I much prefer member methods because you don't have to struggle to find them, and you don't need to worry about finding old deprecated versions, etc,. (ie, string.SomeMethod, is pretty much guaranteed to be the method you should be using, and it gives you something concrete to Google for.)
C# style extension methods would be a good solution.
They're loose functions.
They show up as member functions via intellisense.
This should allow everyone to do exactly what they want.
It seems like it could be accomplished in the IDE itself, rather than requiring any language changes.
Basically, if the interpreter hits some call to a member that doesn't exist, it can check headers for matching loose functions, and dynamically fix it up before passing it on to the compiler.
Something similar could be done when it's loading up the intellisense data.
I have no idea how this could be worked for existing functions, no massive change like this should be taken lightly, but, for new functions using a new syntax, it shouldn't be a problem.
namespace StringExt
{
std::string MyFunc(this std::string source);
}
That can be used by itself, or as a member of std::string, and the IDE can handle all the grunt work.
Of course, this still leaves the problem of methods being spread out over various headers, which could be solved in various ways.
Some sort of extension header: string_ext which could include common methods.
Hmm....
That's a tougher issue to solve without causing issues...
If you want to extend the methods available to act on string, I would extend it by creating a class that has static methods that take the standard string as a parameter.
That way, people are free to use your utilities, but don't need to change the signatures of their functions to take a new class.
This breaks the object-oriented model a little, but makes the code much more robust - i.e. if you change your string class, then it doesn't have as much impact on other code.
Follow the recommended guidelines, they are there for a reason :)
The best way is to use templated free functions.
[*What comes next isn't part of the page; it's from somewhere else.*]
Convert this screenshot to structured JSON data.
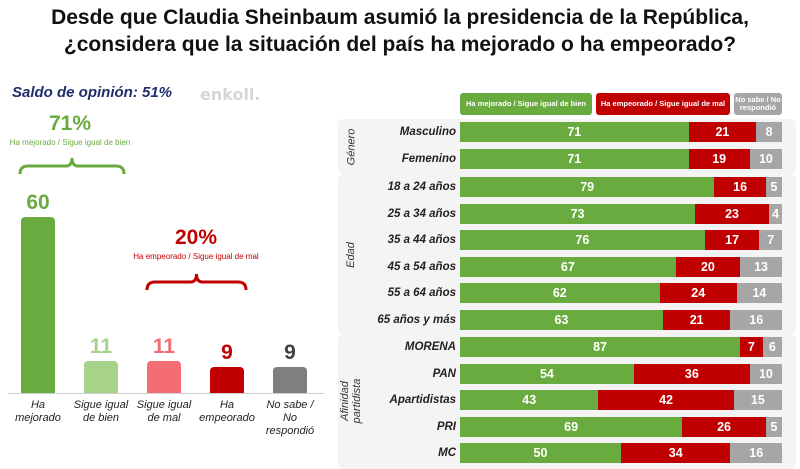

The next best is private inheritance struct extended_str : private string, which happens to get easier in C++0x by the way as you can using constructors. Private inheritance is too much trouble and too risky just to add some algorithms. What you are doing is too risky for anything.
You've just introduced a nontrivial data structure to accomplish a change in code punctuation. You have to manually create and destroy a Box for each string, and you still need to distinguish your methods from the native ones. You will quickly get tired of this convention.